Di pesantren yang sama, guruku yang selalu mengajarkan
nilai-nilai Islam yang tak kalah canggihnya adalah Kyai Yahya Masduki. Setiap kali
ngaji kepadanya, kami selalu merasa ‘diteror’ dengan bahasa-bahasa yang tidak
sederhana. Intinya, kata-katanya yang cenderung kasar dan tegas, itu selalu
memancing santrinya berpikir seratus kali lebih keras dibanding biasanya.
Entah santri yang lain mempunyai kesan apa terhadap murid
Gus Dur yang satu ini. Tapi bagiku, dia selalu berusaha melatih santrinya untuk
peka terhadap realitas, apapun itu. Dari beliaulah saya belajar menganalisa
segala, meragukan, menanyakannya dan mencari kitab atau bukunya.
Dari penerangannya, saya dikenalkan intelektual muslim dunia
seperti mufassir Fakhrurrozi hingga pemikiran kontemporer Muhammad Iqbal.

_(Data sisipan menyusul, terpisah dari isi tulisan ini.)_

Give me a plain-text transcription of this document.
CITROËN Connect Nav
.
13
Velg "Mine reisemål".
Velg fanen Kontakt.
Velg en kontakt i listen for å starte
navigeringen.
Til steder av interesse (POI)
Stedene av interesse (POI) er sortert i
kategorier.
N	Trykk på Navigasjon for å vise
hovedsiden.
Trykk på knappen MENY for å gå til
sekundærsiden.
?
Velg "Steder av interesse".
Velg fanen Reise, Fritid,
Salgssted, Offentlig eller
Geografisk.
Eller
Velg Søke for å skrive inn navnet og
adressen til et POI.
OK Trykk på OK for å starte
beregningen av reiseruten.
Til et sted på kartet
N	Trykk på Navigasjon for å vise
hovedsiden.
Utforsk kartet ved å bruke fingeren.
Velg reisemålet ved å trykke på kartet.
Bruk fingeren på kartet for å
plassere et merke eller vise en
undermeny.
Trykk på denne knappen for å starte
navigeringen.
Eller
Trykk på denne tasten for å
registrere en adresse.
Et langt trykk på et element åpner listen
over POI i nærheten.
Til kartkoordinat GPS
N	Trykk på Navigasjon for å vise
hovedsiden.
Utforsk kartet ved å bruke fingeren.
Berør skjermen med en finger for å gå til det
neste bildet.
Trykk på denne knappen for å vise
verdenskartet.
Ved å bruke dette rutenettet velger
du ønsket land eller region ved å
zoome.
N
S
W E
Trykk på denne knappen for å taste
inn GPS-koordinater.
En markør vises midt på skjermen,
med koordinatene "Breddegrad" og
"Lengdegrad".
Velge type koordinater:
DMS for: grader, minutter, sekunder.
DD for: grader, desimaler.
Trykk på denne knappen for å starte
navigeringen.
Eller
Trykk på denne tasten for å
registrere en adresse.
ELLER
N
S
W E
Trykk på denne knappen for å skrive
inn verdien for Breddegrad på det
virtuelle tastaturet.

Nama-nama yang jarang saya dengar kitab-kitabnya.
Dialah kyai yang melarang santrinya mengikuti istigotsah dan
sejenisnya. Argumennya: bagi seorang santri, yang lebih utama adalah menuntut
ilmu, menuntut ilmu, dan menuntut ilmu.
Maka, daripada pergi malam untuk menghadiri
doa bersama, lebih baik kembali ke kamar dan baca kitab, baca buku, baca lagi
dan lagi sampai malam berlalu. Sebab kata dia, menuntut ilmu itu pahalanya
seribu kali shalat sunah. Sementara istigotsah tak ada apa-apanya dibandingkan
shalat sunah.
Kalau ada yang bilang kyaiku itu liberal, itu keliru. Bahkan
saya tak perlu baca ayat suci atau buka-buka buku hadits nabi untuk memercayainya.
Dan ini yang pelan-pelan mulai dilupakan umat Islam di dunia. Kita malas dan tak suka membaca. Kita malas belajar dan mengkaji. Kyaiku yang dari kampung itulah yang memecut kesadaranku untuk tak henti membaca.
Kyai Yahya selalu bilang bahwa kita umat Islam harus mampu
mengaji secara paripurna. Ngaji akan paripurna jika siapapun mengusai tiga
kitab: kitab kuning, kitab putih dan kitab abu-abu. Dia menjelaskan bahwa kitab
kuning adalah pengetahuan dari masa lalu. Kitab putih adalah pengetahuan
kontemporer dan kitab abu-abu adalah realitas itu sendiri.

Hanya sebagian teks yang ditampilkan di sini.